I componenti delle opposizioni della commissione parlamentare di Vigilanza sulla Rai, Stefano Graziano (del Pd), Dario Carotenuto (del M5s), Angelo Bonelli e Peppe De Cristofaro (di Avs), Maria Elena Boschi (di Iv), assieme a Ouidad Bakkali, Antonio Nicita, Vinicio Peluffo, Nico Stumpo, Francesco Verducci (del Partito democratico), Gaetano Amato, Dolores Bevilacqua, Anna Laura Orrico (del Movimento 5 stelle), e Anna Maria Furlan e Dafne Musolino (di Italia viva), nella lettera ai presidenti di Camera e Senato, Lorenzo Fontana e Ignazio La Russa, in cui rassegnano le dimissione dalla commissione spiegano che “la decisione, molto sofferta in ragione del rispetto della cultura parlamentare che ci anima, è stata assunta come extrema ratio di fronte al punto di non ritorno in cui si trova oggi la Commissione parlamentare”. Ma la maggioranza liquida la vicenda con sufficienza. “Se me l’aspettavo?

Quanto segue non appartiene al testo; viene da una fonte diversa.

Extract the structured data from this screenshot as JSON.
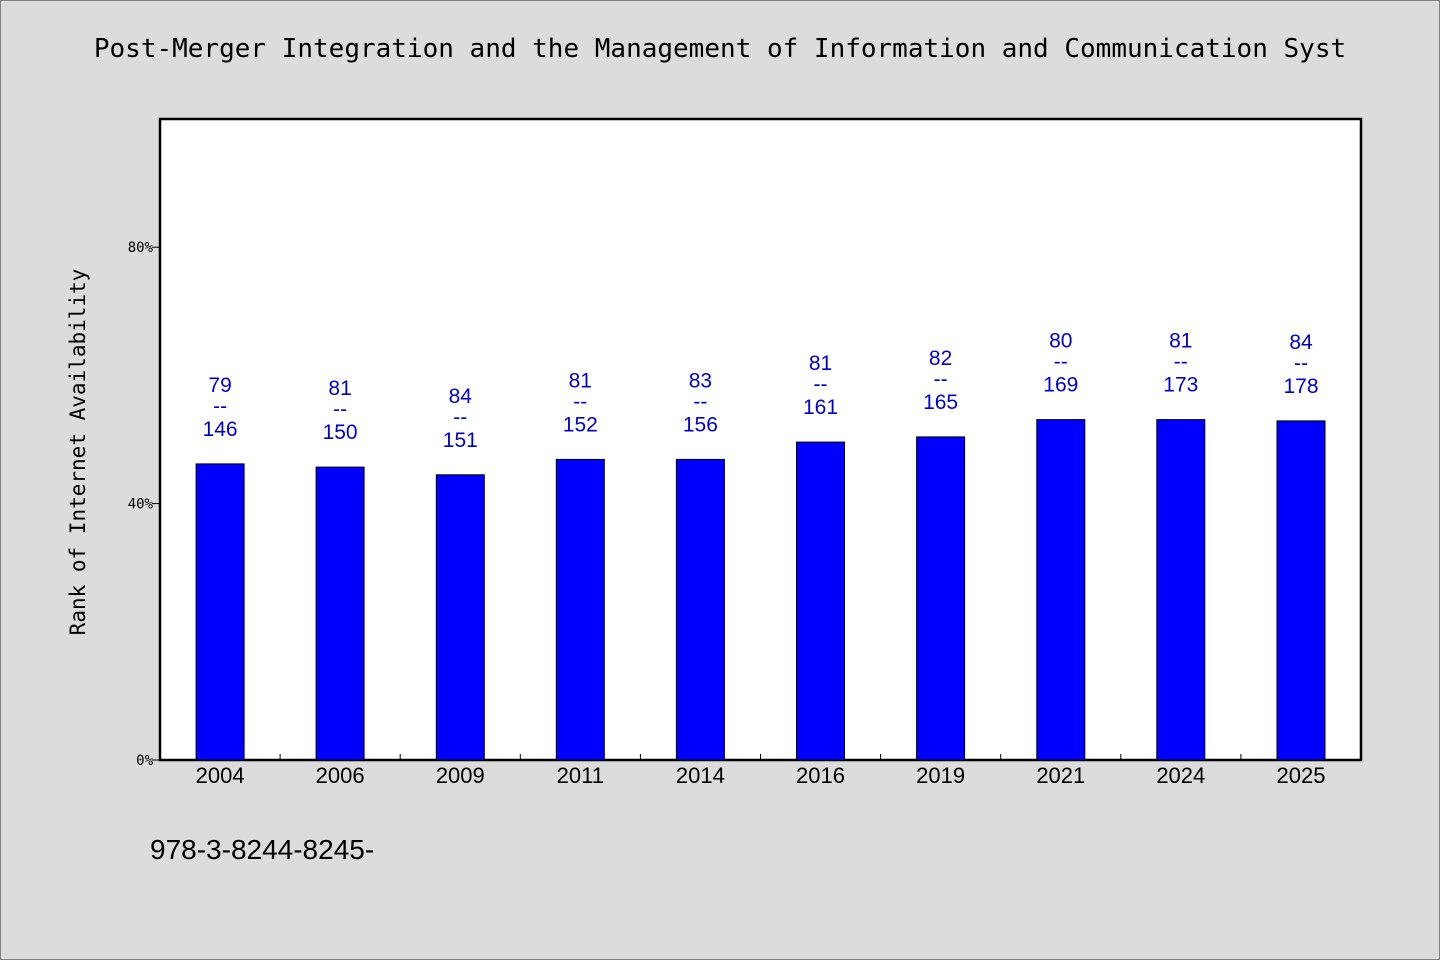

No, l’ho appreso dai giornali, ma io oggi ho cominciato la giornata con l’ambasciatore dell’Ucraina che ci ha parlato dei bombardamenti di questa notte. Capisce bene che, nella classifica delle notizie della giornata, questa la metterei a fondo classifica”, commenta il senatore FI e componente della vigilanza Rai Maurizio Gasparri interrogato dall’Adnkronos. Segno che la notizia c’è eccome, e va data con il risalto che merita.